Hardwood flooring is one of the most versatile flooring options available on the market and comes in two main variants: pre-finished and unfinished. Each of these variants, as their name would suggest, differs in the amount of finish that is applied on the floorboards, which in turn alters the benefits and drawbacks associated with choosing that particular type of hardwood flooring. Understanding what each type of hardwood flooring has to offer your home's floors can help you figure out which one is the best fit for your needs.

Pre-Finished Hardwood Flooring

Pre-finished hardwood flooring already has stain and a clear layer of sealant already applied onto it, which means that it only needs to be laid into place to finish the installation process. This helps reduce installation times and can also save you money on labor costs if you have a professional contractor installing your flooring. This also means that the risk of collateral damage to other surfaces, in the form of loose sawdust and spilled stain, is kept to a bare minimum, reducing the amount of cleanup that you'll have to do after your floors are installed.

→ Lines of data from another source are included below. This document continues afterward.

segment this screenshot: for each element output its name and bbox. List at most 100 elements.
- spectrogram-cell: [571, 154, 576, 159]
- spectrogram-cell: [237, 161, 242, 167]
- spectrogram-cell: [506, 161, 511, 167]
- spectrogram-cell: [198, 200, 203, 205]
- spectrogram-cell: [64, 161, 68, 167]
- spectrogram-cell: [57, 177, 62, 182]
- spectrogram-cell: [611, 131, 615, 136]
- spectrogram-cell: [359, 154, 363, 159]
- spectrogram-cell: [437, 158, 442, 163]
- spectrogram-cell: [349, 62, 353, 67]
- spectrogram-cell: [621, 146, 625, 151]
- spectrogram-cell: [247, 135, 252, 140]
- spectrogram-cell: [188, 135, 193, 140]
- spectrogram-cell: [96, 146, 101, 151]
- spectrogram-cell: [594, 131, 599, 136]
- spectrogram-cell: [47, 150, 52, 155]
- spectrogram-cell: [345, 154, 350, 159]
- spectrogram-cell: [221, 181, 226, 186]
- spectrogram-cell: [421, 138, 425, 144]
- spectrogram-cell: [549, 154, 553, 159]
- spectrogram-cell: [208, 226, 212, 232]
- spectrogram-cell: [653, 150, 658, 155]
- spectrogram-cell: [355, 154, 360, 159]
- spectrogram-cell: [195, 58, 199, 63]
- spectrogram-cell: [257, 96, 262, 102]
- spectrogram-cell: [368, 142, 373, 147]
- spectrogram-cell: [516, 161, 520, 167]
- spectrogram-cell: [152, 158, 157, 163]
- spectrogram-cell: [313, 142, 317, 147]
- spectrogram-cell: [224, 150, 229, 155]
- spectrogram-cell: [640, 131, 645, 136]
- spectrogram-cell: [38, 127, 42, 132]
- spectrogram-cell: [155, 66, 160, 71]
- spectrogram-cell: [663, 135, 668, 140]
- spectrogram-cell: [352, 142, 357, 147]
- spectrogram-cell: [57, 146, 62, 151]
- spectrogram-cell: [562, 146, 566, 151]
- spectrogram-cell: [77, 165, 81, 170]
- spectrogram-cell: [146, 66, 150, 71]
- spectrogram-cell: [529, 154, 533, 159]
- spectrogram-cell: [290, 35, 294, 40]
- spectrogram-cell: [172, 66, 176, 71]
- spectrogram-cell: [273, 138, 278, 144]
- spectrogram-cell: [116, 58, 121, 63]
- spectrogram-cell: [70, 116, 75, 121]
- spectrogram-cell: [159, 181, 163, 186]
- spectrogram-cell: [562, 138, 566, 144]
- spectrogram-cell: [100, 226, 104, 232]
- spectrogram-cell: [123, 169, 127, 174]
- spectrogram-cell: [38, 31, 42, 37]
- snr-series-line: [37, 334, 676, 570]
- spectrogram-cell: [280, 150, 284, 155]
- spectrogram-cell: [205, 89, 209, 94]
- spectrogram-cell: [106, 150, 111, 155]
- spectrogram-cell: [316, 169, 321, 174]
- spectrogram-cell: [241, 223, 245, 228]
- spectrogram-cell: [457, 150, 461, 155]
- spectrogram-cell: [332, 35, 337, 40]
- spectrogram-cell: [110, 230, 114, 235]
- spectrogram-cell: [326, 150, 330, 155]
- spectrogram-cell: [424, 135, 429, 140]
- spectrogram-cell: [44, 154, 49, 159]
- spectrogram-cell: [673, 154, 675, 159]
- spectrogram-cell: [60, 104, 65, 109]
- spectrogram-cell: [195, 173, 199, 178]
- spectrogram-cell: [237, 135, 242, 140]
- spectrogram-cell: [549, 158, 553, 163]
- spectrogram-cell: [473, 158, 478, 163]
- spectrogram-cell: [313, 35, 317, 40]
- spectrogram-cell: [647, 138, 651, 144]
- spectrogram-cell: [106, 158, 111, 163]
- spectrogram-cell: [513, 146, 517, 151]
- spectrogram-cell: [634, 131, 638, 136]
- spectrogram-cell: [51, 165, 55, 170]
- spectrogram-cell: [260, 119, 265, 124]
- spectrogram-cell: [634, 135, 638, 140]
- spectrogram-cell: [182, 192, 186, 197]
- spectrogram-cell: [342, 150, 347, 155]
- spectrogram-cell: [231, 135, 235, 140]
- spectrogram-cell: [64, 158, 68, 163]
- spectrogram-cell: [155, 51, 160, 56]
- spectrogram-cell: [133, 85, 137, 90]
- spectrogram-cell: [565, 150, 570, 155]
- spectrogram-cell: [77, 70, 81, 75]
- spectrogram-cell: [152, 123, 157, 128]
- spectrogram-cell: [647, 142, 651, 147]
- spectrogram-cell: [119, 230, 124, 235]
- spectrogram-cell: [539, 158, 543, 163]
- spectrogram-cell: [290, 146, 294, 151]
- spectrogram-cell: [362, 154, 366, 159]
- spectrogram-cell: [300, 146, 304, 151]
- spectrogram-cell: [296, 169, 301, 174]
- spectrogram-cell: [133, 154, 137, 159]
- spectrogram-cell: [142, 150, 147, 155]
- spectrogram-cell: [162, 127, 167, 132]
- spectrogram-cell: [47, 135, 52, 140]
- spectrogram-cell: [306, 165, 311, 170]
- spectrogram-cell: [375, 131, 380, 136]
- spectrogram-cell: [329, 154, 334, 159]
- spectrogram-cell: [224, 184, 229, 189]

However, pre-finished hardwood flooring necessarily costs more than its unfinished counterpart, since it has already been sanded, stained, and sealed. Further, since the boards are not sanded on site, they may not lie completely flat against one another, which can in some cases create a rougher and less uniform surface.

Unfinished Hardwood Flooring

Unfinished hardwood flooring has had no work done on it yet and consists of simple raw wood floorboards that need to be sanded and worked on after they've been laid in place to protect them against wear and moisture damage. The plain nature of unfinished hardwood flooring means that they are more affordable than their pre-finished counterparts. Further, you have much more choice in developing the appearance of your floors directly, since you aren't picking from a predetermined color or texture, and can instead base your choice of stain and sealant off of how your floorboards look when they're actually put into place within your home.

However, it should be noted that the lower price of unfinished hardwood flooring carries more installation work with it, plus the cost of stain and sealant, which can negate the difference when comparing to pre-finished boards. Further, way more time has to be spent cleaning up the area around where unfinished hardwood flooring has been installed, which can further add to labor costs if you have a professional contractor.